Für die einen Unternehmen ist die geschlechtliche Identität ihrer Mitarbeiterinnen und Mitarbeiter – ob heterosexuell, schwul, lesbisch, bi, transsexuell, transgender, intersexuell oder queer – reine Privatsache. Sie ist damit nicht relevant für den beruflichen Alltag.

Aufgeschlossener Umgang

Andere Firmen gehen einen anderen Weg: Sie suchen bewusst den aufgeschlossenen Umgang mit dieser Thematik. Die Gründe sind dafür unterschiedlich. Zuerst einmal verstecken viele Betroffene ihre sexuelle Orientierung, zum Beispiel wenn im Büroalltag über Ehe und Partnerschaft geredet wird. Sie erfinden Ausreden, womöglich ein Doppelleben. Im schlimmsten Fall ist dieses Versteckspiel für sie psychisch belastend.

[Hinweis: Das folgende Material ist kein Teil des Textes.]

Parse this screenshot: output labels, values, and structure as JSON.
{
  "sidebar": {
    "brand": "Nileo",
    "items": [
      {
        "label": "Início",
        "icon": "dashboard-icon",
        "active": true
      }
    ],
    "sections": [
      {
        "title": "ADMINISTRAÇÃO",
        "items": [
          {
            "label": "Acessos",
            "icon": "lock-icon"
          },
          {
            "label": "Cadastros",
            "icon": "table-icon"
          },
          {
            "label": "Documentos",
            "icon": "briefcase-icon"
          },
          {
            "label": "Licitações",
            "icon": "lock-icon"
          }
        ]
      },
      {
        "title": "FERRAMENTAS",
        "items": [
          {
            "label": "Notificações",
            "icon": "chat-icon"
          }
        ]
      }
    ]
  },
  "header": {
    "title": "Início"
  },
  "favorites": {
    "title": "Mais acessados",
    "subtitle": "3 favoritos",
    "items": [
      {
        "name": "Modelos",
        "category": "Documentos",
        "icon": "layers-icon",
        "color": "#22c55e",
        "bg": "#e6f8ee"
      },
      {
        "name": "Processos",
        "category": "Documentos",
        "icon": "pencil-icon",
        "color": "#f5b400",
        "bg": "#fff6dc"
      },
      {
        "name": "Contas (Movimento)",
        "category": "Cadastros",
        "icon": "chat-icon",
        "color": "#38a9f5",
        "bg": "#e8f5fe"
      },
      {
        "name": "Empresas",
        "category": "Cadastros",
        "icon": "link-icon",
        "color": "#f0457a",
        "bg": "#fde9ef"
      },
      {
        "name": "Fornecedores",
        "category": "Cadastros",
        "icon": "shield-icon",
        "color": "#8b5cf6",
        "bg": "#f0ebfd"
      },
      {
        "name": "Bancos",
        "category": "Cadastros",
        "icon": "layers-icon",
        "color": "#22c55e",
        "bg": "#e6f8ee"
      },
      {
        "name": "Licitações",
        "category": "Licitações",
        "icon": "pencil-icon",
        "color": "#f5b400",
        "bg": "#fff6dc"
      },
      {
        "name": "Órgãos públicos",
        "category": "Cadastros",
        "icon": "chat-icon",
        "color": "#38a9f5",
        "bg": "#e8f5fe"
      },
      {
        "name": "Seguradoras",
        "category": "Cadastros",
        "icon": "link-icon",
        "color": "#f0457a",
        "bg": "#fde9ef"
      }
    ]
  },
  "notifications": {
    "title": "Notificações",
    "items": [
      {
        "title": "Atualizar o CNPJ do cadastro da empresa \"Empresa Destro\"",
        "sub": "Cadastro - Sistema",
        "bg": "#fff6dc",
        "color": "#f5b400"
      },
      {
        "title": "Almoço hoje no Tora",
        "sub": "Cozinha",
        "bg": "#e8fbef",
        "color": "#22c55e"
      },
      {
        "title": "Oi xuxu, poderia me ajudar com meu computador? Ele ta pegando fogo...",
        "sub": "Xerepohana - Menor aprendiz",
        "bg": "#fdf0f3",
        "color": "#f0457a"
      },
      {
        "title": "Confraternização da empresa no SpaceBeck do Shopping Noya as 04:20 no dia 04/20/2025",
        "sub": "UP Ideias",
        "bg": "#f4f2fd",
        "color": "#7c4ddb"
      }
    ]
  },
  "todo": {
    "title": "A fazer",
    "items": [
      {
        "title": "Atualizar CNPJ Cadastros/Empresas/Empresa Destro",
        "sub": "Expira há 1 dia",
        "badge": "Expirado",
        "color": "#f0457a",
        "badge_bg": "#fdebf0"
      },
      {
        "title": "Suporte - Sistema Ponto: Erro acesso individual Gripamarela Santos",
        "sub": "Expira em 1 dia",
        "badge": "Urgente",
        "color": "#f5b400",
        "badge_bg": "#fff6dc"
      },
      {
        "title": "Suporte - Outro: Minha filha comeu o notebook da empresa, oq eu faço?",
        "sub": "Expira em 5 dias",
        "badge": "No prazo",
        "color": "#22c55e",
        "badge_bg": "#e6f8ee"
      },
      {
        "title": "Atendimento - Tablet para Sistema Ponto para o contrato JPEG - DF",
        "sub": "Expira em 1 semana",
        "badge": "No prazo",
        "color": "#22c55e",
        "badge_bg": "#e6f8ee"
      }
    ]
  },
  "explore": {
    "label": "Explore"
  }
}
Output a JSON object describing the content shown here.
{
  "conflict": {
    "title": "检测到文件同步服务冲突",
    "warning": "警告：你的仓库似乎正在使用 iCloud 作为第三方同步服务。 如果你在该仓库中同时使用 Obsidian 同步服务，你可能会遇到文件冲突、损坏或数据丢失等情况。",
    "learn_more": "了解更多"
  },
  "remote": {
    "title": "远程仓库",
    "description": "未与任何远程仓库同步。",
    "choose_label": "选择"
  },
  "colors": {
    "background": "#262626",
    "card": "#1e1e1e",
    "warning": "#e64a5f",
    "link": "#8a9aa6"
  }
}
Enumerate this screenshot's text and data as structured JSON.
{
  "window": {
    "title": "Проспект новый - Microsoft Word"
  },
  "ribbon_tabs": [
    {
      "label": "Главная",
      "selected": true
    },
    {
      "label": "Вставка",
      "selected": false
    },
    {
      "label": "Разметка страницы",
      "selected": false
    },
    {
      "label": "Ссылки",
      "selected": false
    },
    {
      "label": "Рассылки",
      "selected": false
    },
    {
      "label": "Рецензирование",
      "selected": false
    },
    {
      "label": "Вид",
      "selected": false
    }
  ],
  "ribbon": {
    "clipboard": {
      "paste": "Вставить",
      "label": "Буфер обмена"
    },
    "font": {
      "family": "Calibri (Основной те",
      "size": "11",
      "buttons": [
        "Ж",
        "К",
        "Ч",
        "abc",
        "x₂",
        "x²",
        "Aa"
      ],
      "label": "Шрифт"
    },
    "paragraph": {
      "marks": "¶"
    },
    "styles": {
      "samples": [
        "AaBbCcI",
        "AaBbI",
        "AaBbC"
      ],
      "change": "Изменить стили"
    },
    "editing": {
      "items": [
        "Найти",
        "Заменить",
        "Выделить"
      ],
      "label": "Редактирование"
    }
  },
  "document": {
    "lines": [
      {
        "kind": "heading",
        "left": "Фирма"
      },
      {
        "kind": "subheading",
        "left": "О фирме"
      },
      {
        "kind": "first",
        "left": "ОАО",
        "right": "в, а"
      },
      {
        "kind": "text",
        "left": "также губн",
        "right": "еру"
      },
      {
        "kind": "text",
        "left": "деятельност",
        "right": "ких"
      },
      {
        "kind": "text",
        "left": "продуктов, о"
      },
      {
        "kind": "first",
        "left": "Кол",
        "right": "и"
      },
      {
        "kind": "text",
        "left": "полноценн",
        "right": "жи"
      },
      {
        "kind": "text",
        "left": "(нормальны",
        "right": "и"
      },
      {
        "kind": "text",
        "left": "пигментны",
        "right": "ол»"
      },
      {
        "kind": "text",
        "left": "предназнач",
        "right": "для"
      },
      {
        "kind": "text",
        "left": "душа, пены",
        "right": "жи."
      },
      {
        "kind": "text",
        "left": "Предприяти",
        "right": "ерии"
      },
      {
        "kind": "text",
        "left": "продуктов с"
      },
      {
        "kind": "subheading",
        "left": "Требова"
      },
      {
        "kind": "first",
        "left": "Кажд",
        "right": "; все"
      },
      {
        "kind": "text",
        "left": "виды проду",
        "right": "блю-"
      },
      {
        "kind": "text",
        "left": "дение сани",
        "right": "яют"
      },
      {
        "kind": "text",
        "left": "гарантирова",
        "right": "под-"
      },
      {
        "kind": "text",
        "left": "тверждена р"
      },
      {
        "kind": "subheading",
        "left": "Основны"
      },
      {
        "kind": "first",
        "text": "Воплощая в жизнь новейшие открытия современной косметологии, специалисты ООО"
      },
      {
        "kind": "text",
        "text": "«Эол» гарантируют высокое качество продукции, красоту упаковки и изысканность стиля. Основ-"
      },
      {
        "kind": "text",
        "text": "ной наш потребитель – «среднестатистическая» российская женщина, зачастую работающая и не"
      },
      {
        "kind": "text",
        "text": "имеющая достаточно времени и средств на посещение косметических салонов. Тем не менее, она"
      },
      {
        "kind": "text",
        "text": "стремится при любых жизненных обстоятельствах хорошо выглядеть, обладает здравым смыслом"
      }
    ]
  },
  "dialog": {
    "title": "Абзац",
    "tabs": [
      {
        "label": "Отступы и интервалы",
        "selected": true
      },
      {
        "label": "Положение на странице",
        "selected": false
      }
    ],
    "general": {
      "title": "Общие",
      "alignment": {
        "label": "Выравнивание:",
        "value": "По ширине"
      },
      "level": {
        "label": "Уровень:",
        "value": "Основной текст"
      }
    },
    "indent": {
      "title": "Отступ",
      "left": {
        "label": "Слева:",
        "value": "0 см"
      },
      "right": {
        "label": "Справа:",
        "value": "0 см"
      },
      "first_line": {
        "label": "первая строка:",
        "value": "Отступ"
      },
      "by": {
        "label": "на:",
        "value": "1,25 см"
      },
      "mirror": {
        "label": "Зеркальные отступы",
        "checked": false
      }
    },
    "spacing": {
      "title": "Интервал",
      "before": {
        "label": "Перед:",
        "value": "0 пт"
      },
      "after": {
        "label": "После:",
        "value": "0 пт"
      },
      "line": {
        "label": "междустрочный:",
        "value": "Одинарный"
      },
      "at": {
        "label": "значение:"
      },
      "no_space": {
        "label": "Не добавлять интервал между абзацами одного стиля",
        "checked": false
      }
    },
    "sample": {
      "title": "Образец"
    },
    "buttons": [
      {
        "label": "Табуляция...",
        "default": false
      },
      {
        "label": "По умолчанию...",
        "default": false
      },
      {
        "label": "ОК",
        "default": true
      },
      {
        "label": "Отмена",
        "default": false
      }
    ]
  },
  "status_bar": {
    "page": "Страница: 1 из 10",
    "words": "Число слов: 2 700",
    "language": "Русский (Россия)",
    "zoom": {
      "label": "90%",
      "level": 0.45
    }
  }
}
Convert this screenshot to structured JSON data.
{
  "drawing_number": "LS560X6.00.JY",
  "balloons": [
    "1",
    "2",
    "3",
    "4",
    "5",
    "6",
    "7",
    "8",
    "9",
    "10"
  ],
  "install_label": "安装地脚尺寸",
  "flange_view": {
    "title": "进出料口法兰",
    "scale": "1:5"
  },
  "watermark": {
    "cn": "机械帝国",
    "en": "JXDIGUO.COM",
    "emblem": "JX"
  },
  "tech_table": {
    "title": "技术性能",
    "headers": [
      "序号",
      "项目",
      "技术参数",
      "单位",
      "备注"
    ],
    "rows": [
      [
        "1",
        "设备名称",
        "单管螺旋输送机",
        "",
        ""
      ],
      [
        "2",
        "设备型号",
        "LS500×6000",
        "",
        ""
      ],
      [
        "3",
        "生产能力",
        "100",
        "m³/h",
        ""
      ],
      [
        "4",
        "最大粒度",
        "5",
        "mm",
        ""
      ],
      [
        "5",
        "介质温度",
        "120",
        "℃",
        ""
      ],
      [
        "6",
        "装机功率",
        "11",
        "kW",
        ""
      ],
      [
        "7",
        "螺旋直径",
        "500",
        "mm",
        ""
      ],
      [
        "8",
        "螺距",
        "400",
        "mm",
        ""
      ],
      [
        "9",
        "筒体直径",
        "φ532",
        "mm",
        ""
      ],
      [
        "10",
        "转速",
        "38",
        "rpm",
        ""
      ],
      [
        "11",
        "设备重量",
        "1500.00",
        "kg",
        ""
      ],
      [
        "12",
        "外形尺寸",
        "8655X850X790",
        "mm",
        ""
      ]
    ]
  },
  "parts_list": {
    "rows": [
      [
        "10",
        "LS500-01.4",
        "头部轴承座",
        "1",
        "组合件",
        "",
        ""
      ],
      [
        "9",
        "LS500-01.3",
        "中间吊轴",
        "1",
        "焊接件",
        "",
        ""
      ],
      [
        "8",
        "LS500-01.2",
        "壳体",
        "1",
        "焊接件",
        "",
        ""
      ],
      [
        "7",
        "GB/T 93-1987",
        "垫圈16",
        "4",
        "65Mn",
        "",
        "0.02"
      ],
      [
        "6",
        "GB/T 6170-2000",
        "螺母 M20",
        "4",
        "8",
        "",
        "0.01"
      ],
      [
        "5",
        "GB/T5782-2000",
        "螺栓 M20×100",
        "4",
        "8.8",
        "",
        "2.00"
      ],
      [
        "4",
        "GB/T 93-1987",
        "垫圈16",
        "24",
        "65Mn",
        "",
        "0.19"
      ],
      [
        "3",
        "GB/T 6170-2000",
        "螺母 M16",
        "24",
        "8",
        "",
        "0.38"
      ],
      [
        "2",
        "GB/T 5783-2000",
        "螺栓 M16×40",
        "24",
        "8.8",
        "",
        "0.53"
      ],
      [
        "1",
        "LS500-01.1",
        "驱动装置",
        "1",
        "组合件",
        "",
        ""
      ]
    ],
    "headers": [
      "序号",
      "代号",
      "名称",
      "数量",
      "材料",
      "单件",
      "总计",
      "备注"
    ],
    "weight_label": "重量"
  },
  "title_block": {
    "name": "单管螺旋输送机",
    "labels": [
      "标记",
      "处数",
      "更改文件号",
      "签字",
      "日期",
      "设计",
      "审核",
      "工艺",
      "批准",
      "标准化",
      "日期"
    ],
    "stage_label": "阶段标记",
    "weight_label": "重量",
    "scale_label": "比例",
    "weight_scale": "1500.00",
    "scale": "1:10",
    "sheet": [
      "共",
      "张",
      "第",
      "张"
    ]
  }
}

Neben der Verantwortung diesem Einzelnen und der Gesellschaft gegenüber, die viele Unternehmen überneh-men, spielt auch der rein wirtschaftliche Faktor eine Rolle. Denn diese Mitarbeiterinnen und Mitarbeiter bringen sich womöglich nicht mit ih-rem ganzen Potenzial bei ihrer Arbeit ein. Ein respektvolles, offenes Miteinander sorgt dagegen für Motivation. Hinzu kommt, dass in Zeiten von Fachkräftemangel LGBT (Lesbian, Gay, Bisexual und Trans) freundliche Unternehmen von dieser Mitarbeitergruppe klar bevorzugt wird und Schwule und Lesben eine lohnende Kundengruppe sind.

Öffentlicher Diskurs

Denn Unternehmen werden nicht nur hinsichtlich der Qualität ihrer Produkte und Dienstleistungen bewertet, sondern zunehmend auch in Bezug auf ihren Standpunkt zu politischen und sozialen Problemen. Die Gleichberechtigung der LGBT-Community rückt bereits zunehmend in den Fokus der Öffentlichkeit, insbesondere die gleichgeschlechtliche Ehe und die Diversität am Arbeitsplatz. Dies hat natürlich Auswirkungen auf die Kaufentscheidungen der Nutzer, vor allem bei den jüngeren Generationen, die Unternehmen vorziehen, die Gleichberechtigung unterstützen.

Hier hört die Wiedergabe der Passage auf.